The non-jury court heard the IRA wanted to know who was responsible for leaking information. This resulted in a number of men being brought to a house, where Hannaway and others were present, at Riverwood Park, Castleknock, Dublin on August 7th/8th, 2015, for interrogation.
Hannaway, from Belfast, is one of a group known as the “hooded men”, who suffered psychological trauma following their treatment at the hands of the British army in 1971. The European Court of Human Rights determined their treatment amounted to inhumane and degrading treatment in violation of the European Convention of Human Rights.
In his High Court action, Hannaway claims that under prison rules, a prisoner is entitled to at least one weekly visit from a relative or friend of not less than 30 minutes of duration. He claims that as a result of the Covid-19 pandemic, family visits to prisoners were halted earlier this year.
He claims the Irish Prison Service announced last June it was allowing visits to resume, but it limited the frequency to one visit a fortnight, for no longer than 15 minutes.
Eamon Dornan told the court on Monday that the restrictions breach prison rules and his client’s rights. Hannaway claims, arising from his treatment in the 1970s, he continues to suffer from anxiety attacks, post-traumatic stress disorder and heart problems. He relies upon visits from family members, who travel from Belfast to see him, he says.

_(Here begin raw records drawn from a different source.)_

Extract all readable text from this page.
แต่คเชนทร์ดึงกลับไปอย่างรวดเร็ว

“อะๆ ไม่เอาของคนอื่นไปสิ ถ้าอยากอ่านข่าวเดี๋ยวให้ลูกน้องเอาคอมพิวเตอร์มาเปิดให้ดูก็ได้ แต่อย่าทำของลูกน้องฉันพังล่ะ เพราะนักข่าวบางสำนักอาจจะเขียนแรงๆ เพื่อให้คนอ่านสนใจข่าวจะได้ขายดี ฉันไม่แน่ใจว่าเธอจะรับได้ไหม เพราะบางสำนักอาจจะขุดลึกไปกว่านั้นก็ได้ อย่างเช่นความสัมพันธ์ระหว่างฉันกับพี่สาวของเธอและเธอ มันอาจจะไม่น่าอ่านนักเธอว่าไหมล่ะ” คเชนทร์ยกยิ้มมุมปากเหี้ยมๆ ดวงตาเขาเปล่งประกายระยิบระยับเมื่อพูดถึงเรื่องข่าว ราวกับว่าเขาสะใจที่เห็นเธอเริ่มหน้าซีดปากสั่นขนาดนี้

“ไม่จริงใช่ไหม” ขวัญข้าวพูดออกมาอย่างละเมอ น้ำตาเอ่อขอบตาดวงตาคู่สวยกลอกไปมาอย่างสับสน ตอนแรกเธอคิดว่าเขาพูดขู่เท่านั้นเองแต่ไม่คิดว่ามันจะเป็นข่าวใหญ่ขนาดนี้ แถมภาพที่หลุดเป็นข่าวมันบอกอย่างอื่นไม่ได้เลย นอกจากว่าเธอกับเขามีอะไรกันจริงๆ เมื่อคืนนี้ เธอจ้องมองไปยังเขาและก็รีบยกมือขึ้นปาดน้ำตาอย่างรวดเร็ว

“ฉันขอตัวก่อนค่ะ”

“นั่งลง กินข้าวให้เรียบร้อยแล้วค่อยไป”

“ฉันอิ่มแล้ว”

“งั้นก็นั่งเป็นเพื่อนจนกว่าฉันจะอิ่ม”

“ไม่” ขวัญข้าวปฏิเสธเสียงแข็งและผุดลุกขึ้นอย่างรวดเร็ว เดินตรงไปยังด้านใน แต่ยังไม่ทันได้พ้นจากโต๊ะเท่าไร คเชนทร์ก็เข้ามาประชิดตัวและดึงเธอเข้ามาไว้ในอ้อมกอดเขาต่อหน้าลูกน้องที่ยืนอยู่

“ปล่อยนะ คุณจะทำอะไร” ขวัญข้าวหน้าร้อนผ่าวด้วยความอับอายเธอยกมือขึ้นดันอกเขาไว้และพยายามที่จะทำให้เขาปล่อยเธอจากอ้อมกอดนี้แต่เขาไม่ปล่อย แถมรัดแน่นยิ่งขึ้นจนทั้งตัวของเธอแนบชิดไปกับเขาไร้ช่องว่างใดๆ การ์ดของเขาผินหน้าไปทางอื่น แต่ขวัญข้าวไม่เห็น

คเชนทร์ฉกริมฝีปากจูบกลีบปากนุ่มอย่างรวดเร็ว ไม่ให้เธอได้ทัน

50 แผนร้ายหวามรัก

In judicial review proceedings against the Irish Prison Service and the Minister for Justice, he wants orders quashing the service’s decision last June regarding visits and compelling it to take measures to ensure the frequency and duration of renewed visits comply with the prison rules. He further seeks a declaration that any restrictions on his rights to family visitation must have regard to his rights under the Constitution and the European Convention on Human Rights. He also claims damages.
Mr Justice Anthony Barr granted Hannaway’s application for leave to bring his challenge and returned the matter to November.